Ayşenur Bekaroğlu şöyle devam etti: "Öfke nöbetine genelde tek bir şey sebep olmamaktadır. Çoklu bir maruz kalma ile öfke nöbeti kendini göstermektedir. Kendini ifade edemeyen bir çocuk bir süre sonra öfkesi artabilir, bu süreçte daha sinirli ebeveyn tutumları veya yasaklayıcı, kısıtlayıcı tutumlar sürecin daha yüksek gerilimde gerçekleşmesine sebep olabilmektedir."
"Sürekli her hareketi her sözü yönetilen, sürekli ne yapması veya yapmaması gerektiği söylenen çocuklarda öfke nöbetleri gelişeceği gibi, bazen de her dediği yapılan, neredeyse istemesine bile gerek kalmadan istedikleri, hatta istemedikleri bile yapılan çocuklarda da öfke nöbetleri gelişebilmektedir" bilgisini veren Ayşenur Bekaroğlu şunları söyledi: "Sonradan edinilen veya doğuştan gelen nöro gelişimsel bozukluğu olan çocuklarda da (otizm, yaygın gelişimsel bozukluklar, gecikmiş konuşma, dikkat eksikliği, hiperaktivite bozukluğu, serebral palse, down send. vb.) öfke nöbetleri izlenebilmektedir.

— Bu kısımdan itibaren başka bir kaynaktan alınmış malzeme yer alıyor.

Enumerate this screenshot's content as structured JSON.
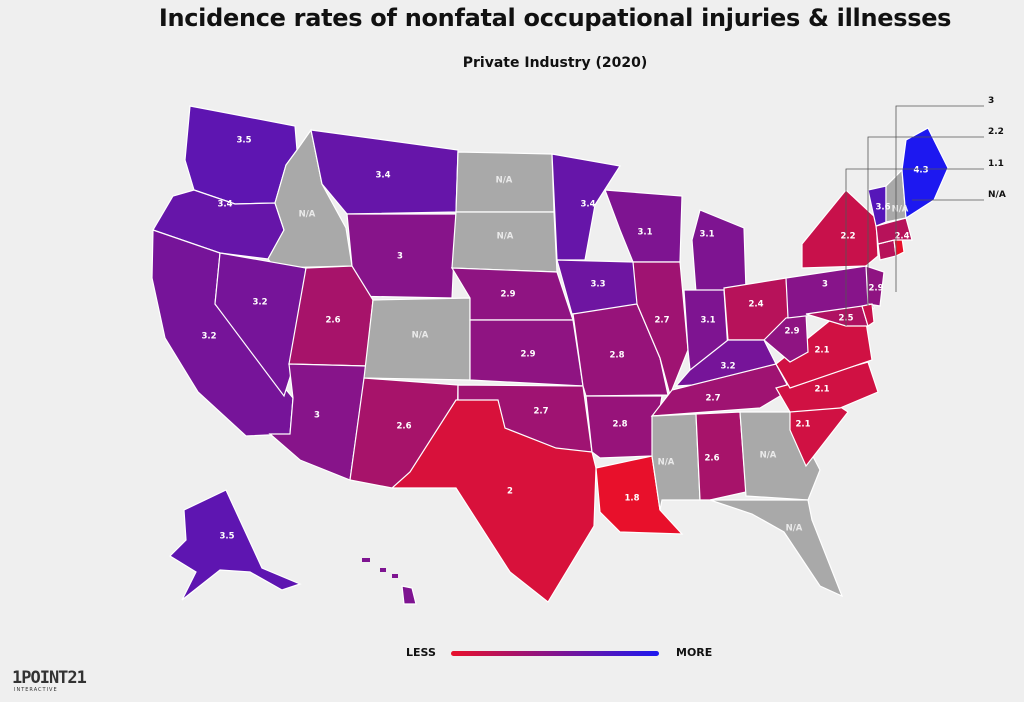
{
  "title": "Incidence rates of nonfatal occupational injuries & illnesses",
  "subtitle": "Private Industry (2020)",
  "legend": {
    "less": "LESS",
    "more": "MORE",
    "color_less": "#e8102b",
    "color_more": "#1d18f0"
  },
  "logo": {
    "main": "1POINT21",
    "sub": "INTERACTIVE"
  },
  "no_data_color": "#a9a9a9",
  "callouts": [
    "3",
    "2.2",
    "1.1",
    "N/A"
  ],
  "states": [
    {
      "name": "Washington",
      "value": 3.5,
      "label": "3.5"
    },
    {
      "name": "Oregon",
      "value": 3.4,
      "label": "3.4"
    },
    {
      "name": "California",
      "value": 3.2,
      "label": "3.2"
    },
    {
      "name": "Idaho",
      "value": null,
      "label": "N/A"
    },
    {
      "name": "Nevada",
      "value": 3.2,
      "label": "3.2"
    },
    {
      "name": "Montana",
      "value": 3.4,
      "label": "3.4"
    },
    {
      "name": "Wyoming",
      "value": 3,
      "label": "3"
    },
    {
      "name": "Utah",
      "value": 2.6,
      "label": "2.6"
    },
    {
      "name": "Arizona",
      "value": 3,
      "label": "3"
    },
    {
      "name": "Colorado",
      "value": null,
      "label": "N/A"
    },
    {
      "name": "New Mexico",
      "value": 2.6,
      "label": "2.6"
    },
    {
      "name": "North Dakota",
      "value": null,
      "label": "N/A"
    },
    {
      "name": "South Dakota",
      "value": null,
      "label": "N/A"
    },
    {
      "name": "Nebraska",
      "value": 2.9,
      "label": "2.9"
    },
    {
      "name": "Kansas",
      "value": 2.9,
      "label": "2.9"
    },
    {
      "name": "Oklahoma",
      "value": 2.7,
      "label": "2.7"
    },
    {
      "name": "Texas",
      "value": 2,
      "label": "2"
    },
    {
      "name": "Minnesota",
      "value": 3.4,
      "label": "3.4"
    },
    {
      "name": "Iowa",
      "value": 3.3,
      "label": "3.3"
    },
    {
      "name": "Missouri",
      "value": 2.8,
      "label": "2.8"
    },
    {
      "name": "Arkansas",
      "value": 2.8,
      "label": "2.8"
    },
    {
      "name": "Louisiana",
      "value": 1.8,
      "label": "1.8"
    },
    {
      "name": "Wisconsin",
      "value": 3.1,
      "label": "3.1"
    },
    {
      "name": "Illinois",
      "value": 2.7,
      "label": "2.7"
    },
    {
      "name": "Michigan",
      "value": 3.1,
      "label": "3.1"
    },
    {
      "name": "Indiana",
      "value": 3.1,
      "label": "3.1"
    },
    {
      "name": "Ohio",
      "value": 2.4,
      "label": "2.4"
    },
    {
      "name": "Kentucky",
      "value": 3.2,
      "label": "3.2"
    },
    {
      "name": "Tennessee",
      "value": 2.7,
      "label": "2.7"
    },
    {
      "name": "Mississippi",
      "value": null,
      "label": "N/A"
    },
    {
      "name": "Alabama",
      "value": 2.6,
      "label": "2.6"
    },
    {
      "name": "Georgia",
      "value": null,
      "label": "N/A"
    },
    {
      "name": "Florida",
      "value": null,
      "label": "N/A"
    },
    {
      "name": "South Carolina",
      "value": 2.1,
      "label": "2.1"
    },
    {
      "name": "North Carolina",
      "value": 2.1,
      "label": "2.1"
    },
    {
      "name": "Virginia",
      "value": 2.1,
      "label": "2.1"
    },
    {
      "name": "West Virginia",
      "value": 2.9,
      "label": "2.9"
    },
    {
      "name": "Pennsylvania",
      "value": 3,
      "label": "3"
    },
    {
      "name": "New York",
      "value": 2.2,
      "label": "2.2"
    },
    {
      "name": "New Jersey",
      "value": 2.9,
      "label": "2.9"
    },
    {
      "name": "Maryland",
      "value": 2.5,
      "label": "2.5"
    },
    {
      "name": "Delaware",
      "value": 2.2,
      "label": ""
    },
    {
      "name": "Connecticut",
      "value": 2.4,
      "label": ""
    },
    {
      "name": "Rhode Island",
      "value": 1.1,
      "label": ""
    },
    {
      "name": "Massachusetts",
      "value": 2.4,
      "label": "2.4"
    },
    {
      "name": "Vermont",
      "value": 3.6,
      "label": "3.6"
    },
    {
      "name": "New Hampshire",
      "value": null,
      "label": "N/A"
    },
    {
      "name": "Maine",
      "value": 4.3,
      "label": "4.3"
    },
    {
      "name": "Alaska",
      "value": 3.5,
      "label": "3.5"
    },
    {
      "name": "Hawaii",
      "value": 3.1,
      "label": ""
    }
  ]
}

Çocuğumuz öfke nöbeti geçirirken nasıl davranmak gerektiği, genel bir soru işareti olmaktadır. Her çocuk kendine özgüdür, bireysel değerlendirme gerektirir. Ancak genel bir başlıkla düzenlemek gerekirse; kaygısı artan yetişkin yardımcı olmak isterken genelde sürecin biraz daha kötüleşmesine sebep olabilmektedir. Bizim amacımız ise öncelikle mümkünse öfke nöbetinin oluşmasını önlemek olacaktır. Öfke nöbetine sebep olan tetikleyicileri ortadan kaldırmak, sorunun oluşmasını önleyeceğinden öncelikli tercihimiz olacaktır. Öfke nöbetine sebep olan tetikleyicileri önleyemediğimizde ve çocuğunuz öfke nöbeti geçirdiğinde, çocuğa temas etmeyin. Konuşmaya, ikna etmeye çalışmayın( tamam al, yeter ki sus, yeter ki ağlama ne istersen yapacağım gibi). Tehdit etmeyin(böyle yaparsan seni sevmem, artık annen/baban olmam gibi). Kendisine zarar verebileceği çevreyi düzenleyin. Sakinleşmesini bekleyin. Olumlu veya olumsuz konuşmalar süreci desteklemeyeceği gibi, öfke nöbetinin şiddetini artıracaktır. Çocuğunuz sakinleştikten sonra önce ona sarılarak, onu sevdiğinizi söyleyin. Ardından ne istediğini size anlatmasını isteyin. Konuşmaya yönlendirin. İsteklerini, mutsuzluklarını onu neyin rahatsız ettiğini ifade etmesini isteyin, size anlatabilmesi için zaman verin, bekleyin. Dikkatini dağıtın. Yapıcı olun ki dikkati dağılsın ve olumlu yönde çocuğu yönlendirelim."
Çocuk Gelişim Uzmanı Ayşenur Bekaroğlu açıklamasını şöyle tamamladı: "Öfke nöbetleri, sebep sonuç yelpazesi geniş krizlerdendir. Her çocuk için bu nöbetlerin sebebi değişken olabilir. Çocuğunuz için böyle durumlarda öncelikle bu krize neyin sebep olduğunu anlamak için uzman desteği alıp, sebebini çözüme kavuşturmak gerekir. Diğer türlü anı kurtarmaktan öteye geçemeyebiliriz. Büyüdüğünde ergenlik/yetişkinlik döneminde, kriz anlarında çözüm bulamadığında öfke nöbeti geçirip, kendisine ve sevdiklerine zarar veren bir yetişkin olmaktan onu koruyalım."